Long Branch seven presidents park is named after the seven presidents who summered there. They were Ulysses S Grant, Rutherford B Hayes, James Garfield, Chester Arthur, Benjamin Harrison, William McKinley, and Woodrow Wilson.
Roselle is the home of Abraham Clark, a signer of the Declaration of Independence. Abraham Clark high school is named for him.
Vineland was the home of Dr. Thomas Welch the inventor of Welches grape juice. He developed Welches grape juice as a substitute for communion. As a Methodist, he avoided alcohol.
Mercer County Community College held the base where the research for the Sherman tank was developed
Matawan is the town where Lester Stillwell drowned after being pulled under the waters of the Matawan creek in one of the shark attacks that was basis for the movie Jaws.
Sergeant Curtis Cullin from Crawford invented the hedgerow cutter aka “the rhino” to tear through the countryside during World War II. It was also use during the Korean and Vietnam wars.
Captain Edward McCall, from Bordentown, was an officer in the United States Navy who commandeered a boat in the war of 1812. He was awarded a Congressional Gold Medal. He is buried in the Episcopal cemetery in Bordentown.
Hudson Maxim was a chemist who was a brilliant inventor, especially of explosives.
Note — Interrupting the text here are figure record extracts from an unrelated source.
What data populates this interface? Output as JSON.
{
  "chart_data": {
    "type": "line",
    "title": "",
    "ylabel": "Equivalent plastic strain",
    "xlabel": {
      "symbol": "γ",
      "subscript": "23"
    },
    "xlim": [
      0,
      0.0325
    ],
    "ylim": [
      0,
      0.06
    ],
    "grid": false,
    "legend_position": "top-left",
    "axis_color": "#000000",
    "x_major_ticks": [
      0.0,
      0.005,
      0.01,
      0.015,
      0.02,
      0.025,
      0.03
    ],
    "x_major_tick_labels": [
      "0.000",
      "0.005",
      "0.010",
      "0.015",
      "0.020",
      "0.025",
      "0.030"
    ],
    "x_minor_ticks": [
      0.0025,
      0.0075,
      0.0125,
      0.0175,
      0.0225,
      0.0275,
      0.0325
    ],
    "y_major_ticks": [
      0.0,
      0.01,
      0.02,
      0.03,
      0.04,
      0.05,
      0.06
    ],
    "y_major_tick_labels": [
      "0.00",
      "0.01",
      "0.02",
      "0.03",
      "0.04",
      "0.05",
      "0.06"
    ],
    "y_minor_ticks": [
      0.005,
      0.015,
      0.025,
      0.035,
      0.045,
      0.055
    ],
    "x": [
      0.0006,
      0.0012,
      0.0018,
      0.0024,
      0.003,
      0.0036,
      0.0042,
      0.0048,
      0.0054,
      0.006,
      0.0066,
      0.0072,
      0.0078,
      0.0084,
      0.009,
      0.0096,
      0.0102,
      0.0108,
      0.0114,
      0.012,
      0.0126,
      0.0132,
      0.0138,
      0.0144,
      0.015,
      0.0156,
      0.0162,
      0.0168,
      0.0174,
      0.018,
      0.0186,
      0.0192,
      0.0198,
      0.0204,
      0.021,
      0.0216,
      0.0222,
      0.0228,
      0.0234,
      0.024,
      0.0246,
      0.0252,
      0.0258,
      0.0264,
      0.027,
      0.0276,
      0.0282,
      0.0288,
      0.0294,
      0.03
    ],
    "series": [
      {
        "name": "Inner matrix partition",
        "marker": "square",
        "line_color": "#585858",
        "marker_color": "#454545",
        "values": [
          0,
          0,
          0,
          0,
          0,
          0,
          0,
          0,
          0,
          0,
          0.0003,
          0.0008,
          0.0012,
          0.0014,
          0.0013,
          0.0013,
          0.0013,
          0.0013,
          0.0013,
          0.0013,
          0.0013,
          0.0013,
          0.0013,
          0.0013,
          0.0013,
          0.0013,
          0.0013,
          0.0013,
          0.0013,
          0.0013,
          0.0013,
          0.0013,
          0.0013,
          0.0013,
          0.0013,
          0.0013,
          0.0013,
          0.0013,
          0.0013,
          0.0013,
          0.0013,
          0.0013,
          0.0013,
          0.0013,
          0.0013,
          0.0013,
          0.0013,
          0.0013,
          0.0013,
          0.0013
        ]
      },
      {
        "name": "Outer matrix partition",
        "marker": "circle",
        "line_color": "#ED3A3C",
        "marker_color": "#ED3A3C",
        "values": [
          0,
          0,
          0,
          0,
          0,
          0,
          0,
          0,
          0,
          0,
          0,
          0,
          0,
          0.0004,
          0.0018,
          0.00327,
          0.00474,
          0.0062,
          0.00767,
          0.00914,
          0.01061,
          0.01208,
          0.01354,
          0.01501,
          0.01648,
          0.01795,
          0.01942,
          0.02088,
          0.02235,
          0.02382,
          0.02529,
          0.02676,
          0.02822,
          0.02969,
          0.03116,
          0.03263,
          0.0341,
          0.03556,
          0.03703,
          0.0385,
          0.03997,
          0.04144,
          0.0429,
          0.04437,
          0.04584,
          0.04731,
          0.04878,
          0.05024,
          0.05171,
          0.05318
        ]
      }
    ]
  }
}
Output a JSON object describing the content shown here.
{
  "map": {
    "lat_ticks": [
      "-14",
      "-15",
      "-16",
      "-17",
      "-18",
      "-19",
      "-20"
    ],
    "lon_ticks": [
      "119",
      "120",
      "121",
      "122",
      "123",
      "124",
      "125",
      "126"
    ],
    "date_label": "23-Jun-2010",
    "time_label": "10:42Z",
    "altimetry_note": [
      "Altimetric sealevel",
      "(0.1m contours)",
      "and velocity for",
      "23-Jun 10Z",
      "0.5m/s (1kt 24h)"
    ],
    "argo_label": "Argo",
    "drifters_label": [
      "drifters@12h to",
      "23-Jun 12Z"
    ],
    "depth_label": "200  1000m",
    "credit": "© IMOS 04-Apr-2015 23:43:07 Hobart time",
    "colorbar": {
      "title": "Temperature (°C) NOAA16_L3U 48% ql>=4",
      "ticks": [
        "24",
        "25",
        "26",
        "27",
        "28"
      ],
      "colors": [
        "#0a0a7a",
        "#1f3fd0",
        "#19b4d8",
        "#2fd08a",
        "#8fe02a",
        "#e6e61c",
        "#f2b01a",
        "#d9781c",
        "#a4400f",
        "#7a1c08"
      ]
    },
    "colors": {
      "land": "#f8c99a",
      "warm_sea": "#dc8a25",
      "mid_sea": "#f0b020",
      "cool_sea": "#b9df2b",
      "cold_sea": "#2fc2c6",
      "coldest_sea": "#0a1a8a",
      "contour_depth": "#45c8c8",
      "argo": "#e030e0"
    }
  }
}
He lived in Lake Hopatcong when he developed smokeless gunpowder as well as the first gun silencer
The Atlantic City boardwalk isn’t only the longest in the world (at six miles), but it’s also the oldest, having been constructed in 1870. It was originally built to keep sand from being tracked into beachfront buildings.
In 1937, Manchester, New Jersey was the site of the Hindenburg tragedy, when the airship suddenly caught fire.
During the revolutionary war, the Pleasant Valley section of Marlborowas referred to as the “Hornet’s Nest” because of the intensity of attacks on the British by local militia.